Nor was the 40-pound missile equipped with explosives -- it was to rely on its own kinetic energy to smash the 5,000-pound satellite to bits, experts say. Had the Navy missed, it could have proved a highly visible failure for the Defense Department's $1 billion-a-year Aegis Ballistic Missile Defense System.

Then there are international politics. Some experts say the move is a U.S. attempt to counter actions by the Chinese last year. China blasted one of its own weather satellites on Jan. 11, 2007, prompting criticism that it had created thousands of new shards of hazardous space debris and escalated international tensions about conflicts in space.

The U.S. effort is not expected to create as much space debris because the point of impact is closer to Earth. But it might still spark international tensions, experts say. "It takes us further along that road of weapons in space and war in space," McDowell said. Chinese and Russian officials recently proposed a ban on anti-satellite missile testing in space. The Bush administration has rejected the proposal as unverifiable.

"Yet again, we have a superpower testing what the world will perceive is a space weapon," said Phil Smith, assistant director of the Secure World Foundation, a nonprofit group organized to promote peace in space.

Others, too, are suspicious of the Pentagon's motives. "So far, in the entire history of the Space Age, no manmade object has badly injured anyone," said Michael Krepon, director of the Space Security Project at the Henry L. Stimson Center in Washington.

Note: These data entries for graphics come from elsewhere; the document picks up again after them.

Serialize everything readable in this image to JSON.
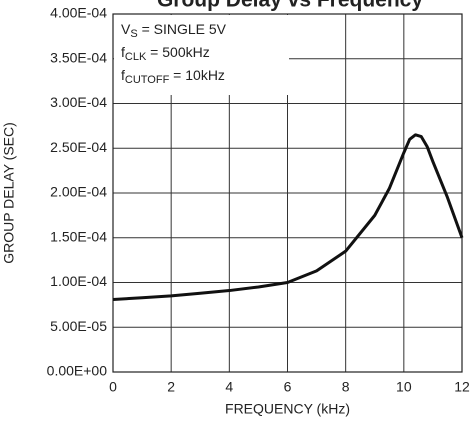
{
  "chart_data": {
    "type": "line",
    "title": "Group Delay vs Frequency",
    "x_label": "FREQUENCY (kHz)",
    "y_label": "GROUP DELAY (SEC)",
    "annotations": [
      {
        "main": "V",
        "sub": "S",
        "rest": " = SINGLE 5V"
      },
      {
        "main": "f",
        "sub": "CLK",
        "rest": " = 500kHz"
      },
      {
        "main": "f",
        "sub": "CUTOFF",
        "rest": " = 10kHz"
      }
    ],
    "series": [
      {
        "name": "Group delay",
        "color": "#111111",
        "x": [
          0,
          1,
          2,
          3,
          4,
          5,
          6,
          7,
          8,
          9,
          9.5,
          10,
          10.2,
          10.4,
          10.6,
          10.8,
          11,
          11.5,
          12
        ],
        "values": [
          8.1e-05,
          8.3e-05,
          8.5e-05,
          8.8e-05,
          9.1e-05,
          9.5e-05,
          0.0001,
          0.000113,
          0.000135,
          0.000175,
          0.000205,
          0.000245,
          0.00026,
          0.000265,
          0.000263,
          0.000252,
          0.000235,
          0.000195,
          0.00015
        ]
      }
    ],
    "xlim": [
      0,
      12
    ],
    "xticks": [
      0,
      2,
      4,
      6,
      8,
      10,
      12
    ],
    "ylim": [
      0,
      0.0004
    ],
    "yticks": [
      {
        "value": 0,
        "label": "0.00E+00"
      },
      {
        "value": 5e-05,
        "label": "5.00E-05"
      },
      {
        "value": 0.0001,
        "label": "1.00E-04"
      },
      {
        "value": 0.00015,
        "label": "1.50E-04"
      },
      {
        "value": 0.0002,
        "label": "2.00E-04"
      },
      {
        "value": 0.00025,
        "label": "2.50E-04"
      },
      {
        "value": 0.0003,
        "label": "3.00E-04"
      },
      {
        "value": 0.00035,
        "label": "3.50E-04"
      },
      {
        "value": 0.0004,
        "label": "4.00E-04"
      }
    ],
    "grid": true
  }
}
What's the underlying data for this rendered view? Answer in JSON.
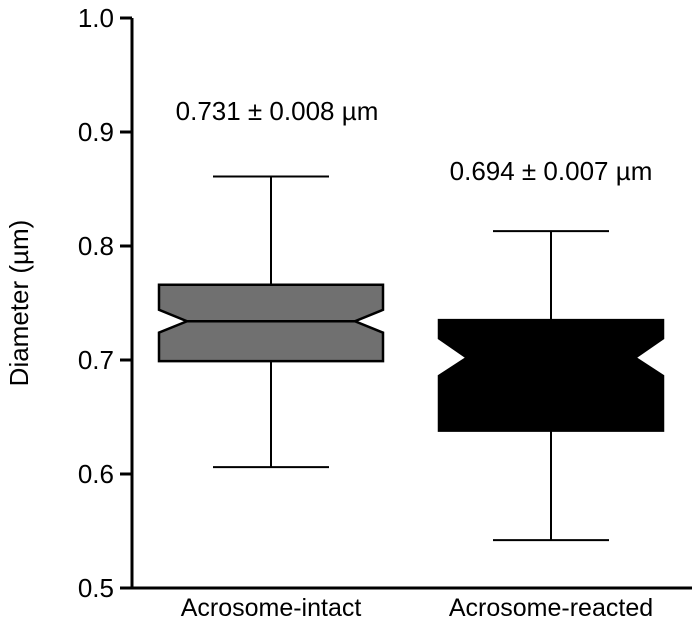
{
  "chart_data": {
    "type": "box",
    "notched": true,
    "ylabel": "Diameter (µm)",
    "ylim": [
      0.5,
      1.0
    ],
    "yticks": [
      "0.5",
      "0.6",
      "0.7",
      "0.8",
      "0.9",
      "1.0"
    ],
    "categories": [
      "Acrosome-intact",
      "Acrosome-reacted"
    ],
    "boxes": [
      {
        "category": "Acrosome-intact",
        "whisker_low": 0.606,
        "q1": 0.699,
        "median": 0.734,
        "q3": 0.766,
        "whisker_high": 0.861,
        "notch_low": 0.724,
        "notch_high": 0.744,
        "color": "#707070",
        "annotation": "0.731 ± 0.008 µm"
      },
      {
        "category": "Acrosome-reacted",
        "whisker_low": 0.542,
        "q1": 0.638,
        "median": 0.702,
        "q3": 0.735,
        "whisker_high": 0.813,
        "notch_low": 0.686,
        "notch_high": 0.719,
        "color": "#000000",
        "annotation": "0.694 ± 0.007 µm"
      }
    ]
  }
}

The Pentagon has never provided estimates on the risk attached to the demise of the satellite. But Krepon said other experts have put the risk that a single human being would be injured by the satellite at between 1 percent and 3.5 percent -- not worth the "extreme measures"
being undertaken.

Krepon offered two other explanations that he considers more plausible. The first is the protection of "state secrets" -- a fear that key components of the satellite could fall into Russian or Chinese hands and divulge something about our spy technology.

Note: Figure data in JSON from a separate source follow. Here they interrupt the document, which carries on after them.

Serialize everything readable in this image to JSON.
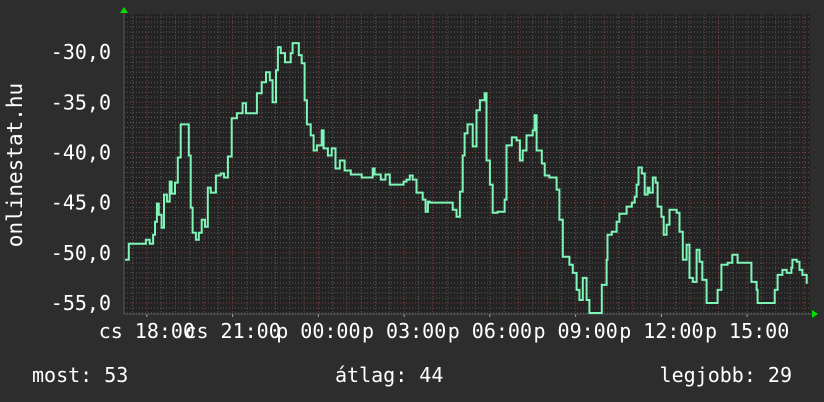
{
  "chart_data": {
    "type": "line",
    "title": "",
    "ylabel": "onlinestat.hu",
    "xlabel": "",
    "ylim": [
      -56.1,
      -26.2
    ],
    "xlim": [
      "17:12",
      "17:12"
    ],
    "grid": true,
    "y_ticks": [
      -30,
      -35,
      -40,
      -45,
      -50,
      -55
    ],
    "y_tick_labels": [
      "-30,0",
      "-35,0",
      "-40,0",
      "-45,0",
      "-50,0",
      "-55,0"
    ],
    "x_ticks": [
      "18:00",
      "21:00",
      "00:00",
      "03:00",
      "06:00",
      "09:00",
      "12:00",
      "15:00"
    ],
    "x_tick_labels": [
      "cs 18:00",
      "cs 21:00",
      "p 00:00",
      "p 03:00",
      "p 06:00",
      "p 09:00",
      "p 12:00",
      "p 15:00"
    ],
    "colors": {
      "line": "#7ff5b8",
      "background": "#2d2d2d",
      "canvas": "#232323",
      "major_grid": "#8a3a3a",
      "minor_grid": "#5a5a5a",
      "arrow": "#00e000"
    },
    "series": [
      {
        "x": [
          "17:14",
          "17:22",
          "17:56",
          "17:58",
          "18:06",
          "18:13",
          "18:17",
          "18:21",
          "18:25",
          "18:31",
          "18:36",
          "18:42",
          "18:48",
          "18:52",
          "18:59",
          "19:05",
          "19:11",
          "19:24",
          "19:28",
          "19:32",
          "19:36",
          "19:43",
          "19:49",
          "19:55",
          "20:02",
          "20:08",
          "20:14",
          "20:25",
          "20:35",
          "20:42",
          "20:50",
          "20:58",
          "21:09",
          "21:21",
          "21:28",
          "21:47",
          "21:51",
          "22:01",
          "22:10",
          "22:18",
          "22:24",
          "22:31",
          "22:35",
          "22:41",
          "22:50",
          "23:02",
          "23:06",
          "23:15",
          "23:19",
          "23:25",
          "23:31",
          "23:36",
          "23:44",
          "23:50",
          "23:57",
          "00:07",
          "00:11",
          "00:20",
          "00:28",
          "00:36",
          "00:45",
          "00:55",
          "01:08",
          "01:27",
          "01:31",
          "01:54",
          "01:58",
          "02:07",
          "02:11",
          "02:21",
          "02:30",
          "02:51",
          "02:59",
          "03:05",
          "03:12",
          "03:18",
          "03:26",
          "03:39",
          "03:45",
          "03:50",
          "03:54",
          "04:36",
          "04:42",
          "04:50",
          "04:57",
          "05:03",
          "05:07",
          "05:13",
          "05:24",
          "05:32",
          "05:39",
          "05:49",
          "05:53",
          "06:00",
          "06:06",
          "06:16",
          "06:31",
          "06:35",
          "06:46",
          "06:56",
          "07:03",
          "07:09",
          "07:17",
          "07:30",
          "07:34",
          "07:38",
          "07:49",
          "07:55",
          "08:05",
          "08:20",
          "08:26",
          "08:33",
          "08:47",
          "08:54",
          "09:02",
          "09:08",
          "09:15",
          "09:23",
          "09:29",
          "09:46",
          "09:55",
          "10:01",
          "10:05",
          "10:07",
          "10:16",
          "10:26",
          "10:32",
          "10:47",
          "10:58",
          "11:04",
          "11:08",
          "11:12",
          "11:19",
          "11:25",
          "11:31",
          "11:35",
          "11:42",
          "11:48",
          "11:52",
          "12:00",
          "12:05",
          "12:11",
          "12:17",
          "12:32",
          "12:38",
          "12:45",
          "12:53",
          "12:59",
          "13:06",
          "13:14",
          "13:20",
          "13:26",
          "13:35",
          "13:47",
          "13:58",
          "14:06",
          "14:19",
          "14:29",
          "14:40",
          "15:01",
          "15:09",
          "15:20",
          "15:22",
          "15:51",
          "15:58",
          "16:04",
          "16:14",
          "16:23",
          "16:33",
          "16:35",
          "16:44",
          "16:50",
          "16:56",
          "17:05"
        ],
        "y": [
          -50.7,
          -49.1,
          -49.1,
          -48.7,
          -49.1,
          -48.2,
          -46.9,
          -45.1,
          -46.2,
          -47.5,
          -44.2,
          -44.9,
          -42.9,
          -44.1,
          -43.0,
          -40.5,
          -37.2,
          -37.2,
          -40.3,
          -45.5,
          -48.0,
          -48.7,
          -48.0,
          -46.7,
          -47.4,
          -43.5,
          -44.0,
          -42.3,
          -42.1,
          -42.5,
          -40.4,
          -36.6,
          -36.1,
          -35.1,
          -36.1,
          -36.1,
          -34.1,
          -33.0,
          -32.0,
          -32.8,
          -35.0,
          -31.8,
          -29.5,
          -30.1,
          -31.0,
          -30.1,
          -29.1,
          -29.1,
          -30.3,
          -31.1,
          -34.8,
          -37.2,
          -38.3,
          -39.8,
          -39.3,
          -37.8,
          -39.6,
          -40.3,
          -39.6,
          -41.6,
          -40.8,
          -41.8,
          -42.2,
          -42.2,
          -42.5,
          -41.6,
          -42.2,
          -42.2,
          -42.7,
          -42.2,
          -43.2,
          -43.2,
          -42.9,
          -42.7,
          -42.3,
          -42.7,
          -44.0,
          -44.7,
          -45.9,
          -44.9,
          -45.0,
          -45.0,
          -45.7,
          -46.4,
          -43.9,
          -40.3,
          -38.1,
          -37.2,
          -39.4,
          -35.8,
          -34.8,
          -34.1,
          -40.8,
          -43.2,
          -46.0,
          -45.9,
          -44.7,
          -39.3,
          -38.5,
          -38.8,
          -40.8,
          -39.8,
          -38.3,
          -37.8,
          -36.3,
          -39.8,
          -41.1,
          -42.3,
          -42.5,
          -43.7,
          -46.7,
          -50.4,
          -51.2,
          -52.0,
          -53.7,
          -54.7,
          -52.5,
          -54.7,
          -56.0,
          -56.0,
          -53.2,
          -53.2,
          -50.7,
          -48.2,
          -47.9,
          -46.9,
          -46.1,
          -45.4,
          -45.0,
          -44.4,
          -43.2,
          -41.5,
          -42.1,
          -44.2,
          -43.5,
          -44.0,
          -42.5,
          -43.0,
          -45.4,
          -46.4,
          -48.2,
          -47.2,
          -45.7,
          -46.0,
          -47.9,
          -50.7,
          -49.2,
          -52.5,
          -52.9,
          -49.7,
          -50.9,
          -52.7,
          -55.0,
          -55.0,
          -53.7,
          -51.2,
          -51.0,
          -50.2,
          -51.0,
          -51.0,
          -52.9,
          -53.7,
          -55.0,
          -55.0,
          -53.7,
          -52.2,
          -51.7,
          -52.0,
          -51.5,
          -50.7,
          -50.9,
          -51.7,
          -52.2,
          -53.1
        ]
      }
    ]
  },
  "legend": {
    "current": "most: 53",
    "average": "átlag: 44",
    "best": "legjobb: 29"
  }
}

Second, elements within the Defense Department want to test U.S. capabilities at a moment when they can avoid the wrath of Congress, which has shown bipartisan opposition to such tests. "Congress has been pretty silent when faced with a public safety rationale," Krepon said. Officially, the Pentagon does not have an anti-satellite weapons system, and it proved its ability to destroy a satellite in low-Earth orbit decades ago. "There's really no need to go back to that data point," said Gen. James Cartwright, vice chairman of the Joint Chiefs of Staff.

Between 1977 and 1988, the U.S. Air Force Space Systems Command and ATV Aerospace designed, built and tested an air-launched missile intended to demolish satellites orbiting within 350 miles of Earth. The three-stage missile was carried by a modified F-15 jet fighter.

On Sept. 13, 1985, the fighter took off from Vandenberg Air Force Base in California, climbed to 80,000 feet and released the missile. Its target was an active, 1,800-pound scientific satellite called Solwind P78-1, orbiting 290 miles above Earth, according to company histories. The missile homed in on the satellite at a closing speed of 15,000 mph and destroyed it on impact.

The test was attacked by arms control advocates, who called it a violation of a U.S.-Soviet treaty prohibiting the testing of anti-satellite weapons. The Pentagon nevertheless planned to prepare 20 aircraft for use in anti-satellite operations. But Congress balked, and the program was ended.

Source: The Baltimore Sun, Maryland

2 comments:

Anonymous said...

OK, this was so obviously a chance to test our ability to obliterate any other countries satellites any time we please--but my liberal heart is also happy we can do it.

Never know when we might have to pull the wool over the Ruskie's eyes from space, or the Chinese.

Anonymous said...

Glad to see this work, gives Putin and China brigade food for thought.